9 of 80 comments (clear)

  1. So that means in ten years we can use it right? by dmgxmichael · · Score: 4, Insightful

    I hate how legacy browsers act as stones around our necks.

  2. What's in Javascript 6? by Anonymous Coward · · Score: 5, Informative

    Good overview here: http://es6-features.org

    The big one is real classes. No more prototype boilerplate.

  3. Spec by TFlan91 · · Score: 4, Informative

    Since actually having a link to the spec in the announcement of the spec would be helpful...

    http://www.ecma-international....

  4. Re:Yay! by ShanghaiBill · · Score: 3, Informative

    What kind of features were worthless?

    Semicolon insertion.
    Idiotic scoping rules.
    Bad handling of NaN and null.
    Hidden prototype items in arrays/objects.
    "with" statement.
    "==" not working like "===".
    "void"

    Many more listed here: Bad parts
    And here: Awful parts

  5. Prototypical by nmb3000 · · Score: 4, Informative

    revamped syntax featuring classes

    So they just gave up on the whole prototype system and duct taped class-based OO on top of it? That's actually kind of sad -- It was a special aspect of Javascript that set it apart from other languages, and homogenization is boring. I guess maybe today's "Javascript developers" just couldn't wrap their heads around it.

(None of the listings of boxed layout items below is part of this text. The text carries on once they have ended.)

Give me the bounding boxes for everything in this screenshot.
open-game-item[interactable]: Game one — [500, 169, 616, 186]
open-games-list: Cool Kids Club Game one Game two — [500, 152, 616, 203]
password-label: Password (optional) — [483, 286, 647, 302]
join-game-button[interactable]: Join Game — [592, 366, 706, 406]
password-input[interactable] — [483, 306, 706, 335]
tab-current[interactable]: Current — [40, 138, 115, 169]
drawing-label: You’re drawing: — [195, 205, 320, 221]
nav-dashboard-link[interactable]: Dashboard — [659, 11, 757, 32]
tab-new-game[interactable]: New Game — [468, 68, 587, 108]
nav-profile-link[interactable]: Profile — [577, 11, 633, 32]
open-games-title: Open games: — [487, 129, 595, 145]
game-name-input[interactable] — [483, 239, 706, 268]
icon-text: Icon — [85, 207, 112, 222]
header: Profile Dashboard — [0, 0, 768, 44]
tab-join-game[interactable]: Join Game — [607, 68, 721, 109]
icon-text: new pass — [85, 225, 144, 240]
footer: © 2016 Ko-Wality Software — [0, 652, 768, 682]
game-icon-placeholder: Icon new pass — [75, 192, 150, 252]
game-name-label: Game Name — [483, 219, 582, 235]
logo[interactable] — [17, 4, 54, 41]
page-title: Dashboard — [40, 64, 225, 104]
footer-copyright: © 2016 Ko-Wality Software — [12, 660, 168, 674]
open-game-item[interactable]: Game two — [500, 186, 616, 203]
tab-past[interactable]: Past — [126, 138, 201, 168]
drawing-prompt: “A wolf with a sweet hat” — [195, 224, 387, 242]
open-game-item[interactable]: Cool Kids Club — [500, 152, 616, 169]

    Here's a rundown of the new features if anyone else hasn't been following ES6 and is curious. A few of note are

    scoped and const declaration via let and const,
    lazy iterators and generators,
    format/heredoc strings,
    and varargs ala Lua.

    Overall this looks like a good step in bringing Javascript closer to being on par with more modern languages.

    --
    "What do you despise? By this are you truly known." --Princess Irulan, Manual of Muad'Dib
    /)
    1. Re:Prototypical by SirAnodos · · Score: 3, Insightful

      So they just gave up on the whole prototype system and duct taped class-based OO on top of it? That's actually kind of sad -- It was a special aspect of Javascript that set it apart from other languages, and homogenization is boring. I guess maybe today's "Javascript developers" just couldn't wrap their heads around it.

      They did not give up on the prototype system. To quote from the link you shared:

      ES6 classes are a simple sugar over the prototype-based OO pattern... Classes support prototype-based inheritance, super calls, instance and static methods and constructors.

      It's just sugar. It's all prototype inheritance underneath the sugar, and you are still free to not use the sugar and keep using prototype inheritance like you always have.

  6. The only language I've ever hated by Snotnose · · Score: 3, Funny

    I've used a lot of languages in the last 30 years, the only one I actively learned to hate was Javascript. Biggest problem being "everything is a global", followed by "Scope? We don't need no stinkin mouthwash", and finally having the behaviour be different on different machines because reasons.

    After 6 months of schedule slipping and very poor quality we finally convinced management to let us use perl. Perl ain't perfect, but it's predictable.

    1. Re:The only language I've ever hated by Anonymous Coward · · Score: 3, Insightful

      > Biggest problem being "everything is a global"

      6 months, and you did not figure out how Javascript scoping works? ... and you went back to perl ...

      ouch.

    2. Re:The only language I've ever hated by Snotnose · · Score: 3, Insightful

      Of course we figured it out. The answer was "very poorly".